In early 2018 Bahrain announced the most significant recent oil and gas discovery in the kingdom since the 1930s, located in the offshore Khaleej Al Bahrain basin (KABB). Should the basin offer sufficient amounts of recoverable reserves, new production will push Bahrain to regain its status as a major regional oil and gas producer, in addition to offering significant benefits to its downstream oil and gas segments.
Questions remain regarding how new production will be processed at the Sitra refinery, which is undergoing a modernisation programme designed for a different type of primary supply. However, with commercial production still years away, Bahrain has ample time to successfully adjust its development strategy. Furthermore, plans to offer favourable concessions to international oil companies should support the kingdom’s bid to attract new investment in its landmark discovery.
In April 2018 Sheikh Mohammed bin Khalifa bin Ahmed Al Khalifa, minister of oil, announced that the kingdom had made its largest-ever discovery of tight oil and deep gas resources. The offshore discovery was made off Bahrain’s west coast in October 2017. Seismic surveys were conducted by US-based oil consultancy DeGolyer & MacNaughton, working with US oilfield services company Halliburton on behalf of the National Oil and Gas Authority’s investment and development arm, nogaholding. The surveys revealed P50 reserves – reserves that have a 50% chance of being commercially produced – of 81.5bn barrels of light oil and 13.7trn cu feet of tight gas reserves. Sheikh Mohammed announced that Halliburton was set to drill two new appraisal wells in 2018 to evaluate the reservoir’s potential and set the stage for long-term production, as well as determine how much of the reserves are recoverable.
Although the KABB discovery was Bahrain’s largest find since the 1930s, its announcement has been met with cautious optimism by industry analysts. “I think it would be wise to temper all expectations surrounding KABB,” Jim Eastlack, CEO of Tatweer Petroleum, told OBG. “We should continue working to achieve economic diversification while pursuing all means to see if commercialisation is feasible,” he said. Estimates on recoverable reserves had yet to be published as of November 2019.

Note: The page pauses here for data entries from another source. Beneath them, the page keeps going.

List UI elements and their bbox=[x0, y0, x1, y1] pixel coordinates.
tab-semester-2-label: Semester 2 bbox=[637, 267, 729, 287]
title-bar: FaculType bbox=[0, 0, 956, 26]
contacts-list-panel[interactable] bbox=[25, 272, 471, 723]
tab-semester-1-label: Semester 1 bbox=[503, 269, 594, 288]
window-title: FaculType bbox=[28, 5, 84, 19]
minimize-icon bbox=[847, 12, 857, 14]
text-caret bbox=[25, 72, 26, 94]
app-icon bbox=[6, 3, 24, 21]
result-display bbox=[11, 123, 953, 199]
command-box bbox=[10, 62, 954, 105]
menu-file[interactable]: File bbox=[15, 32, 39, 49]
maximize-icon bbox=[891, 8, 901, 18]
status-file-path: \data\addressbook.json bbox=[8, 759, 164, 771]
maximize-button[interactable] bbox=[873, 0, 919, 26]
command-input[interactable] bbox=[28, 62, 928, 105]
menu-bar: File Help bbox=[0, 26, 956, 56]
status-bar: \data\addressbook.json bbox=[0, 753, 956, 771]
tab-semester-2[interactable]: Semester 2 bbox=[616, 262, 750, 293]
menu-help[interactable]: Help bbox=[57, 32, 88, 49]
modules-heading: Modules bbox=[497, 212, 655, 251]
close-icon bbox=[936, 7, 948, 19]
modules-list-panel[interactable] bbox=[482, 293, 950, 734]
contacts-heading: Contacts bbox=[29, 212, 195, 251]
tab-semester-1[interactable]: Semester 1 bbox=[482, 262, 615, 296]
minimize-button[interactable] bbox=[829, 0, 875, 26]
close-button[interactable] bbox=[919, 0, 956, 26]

Although Bahrain was the GCC’s leading oil and gas producer throughout the 1970s, its oil production had fallen to less than 42,000 bpd as of February 2019, with some experts noting that for reservoirs like KABB, as little as 10% of the resources may actually be recoverable, owing to the technical challenges involved in extraction. Nonetheless, Bahraini authorities have expressed optimism about KABB, with Sheikh Mohammed telling the Financial Times in October 2018 that early results were promising, noting that KABB “is very shallow offshore. It is a bathtub area. So we are looking at ways to optimise costs of development”. The first oil samples from the basin are expected to be extracted before the end of 2020.
The next step is finding the right partners to explore and produce the basin. Against a backdrop of low and volatile global oil prices, favourable investment terms have been identified as one of the most important considerations for successful development. Sheikh Mohammed has told media that the kingdom is planning to offer attractive concessions to international oil companies, most likely through production-sharing agreements where revenue is split among partners.
Upon making the announcement, the minister told Reuters the kingdom expected KABB reserves to be under production within five years, offering significant long-term benefits to macroeconomic growth, as well as the kingdom’s vibrant downstream industry. Indeed, an ongoing modernisation programme being undertaken by the Bahrain Petroleum Company’s Sitra refinery and associated facilities could offer the kingdom a major opportunity for downstream expansion when production begins.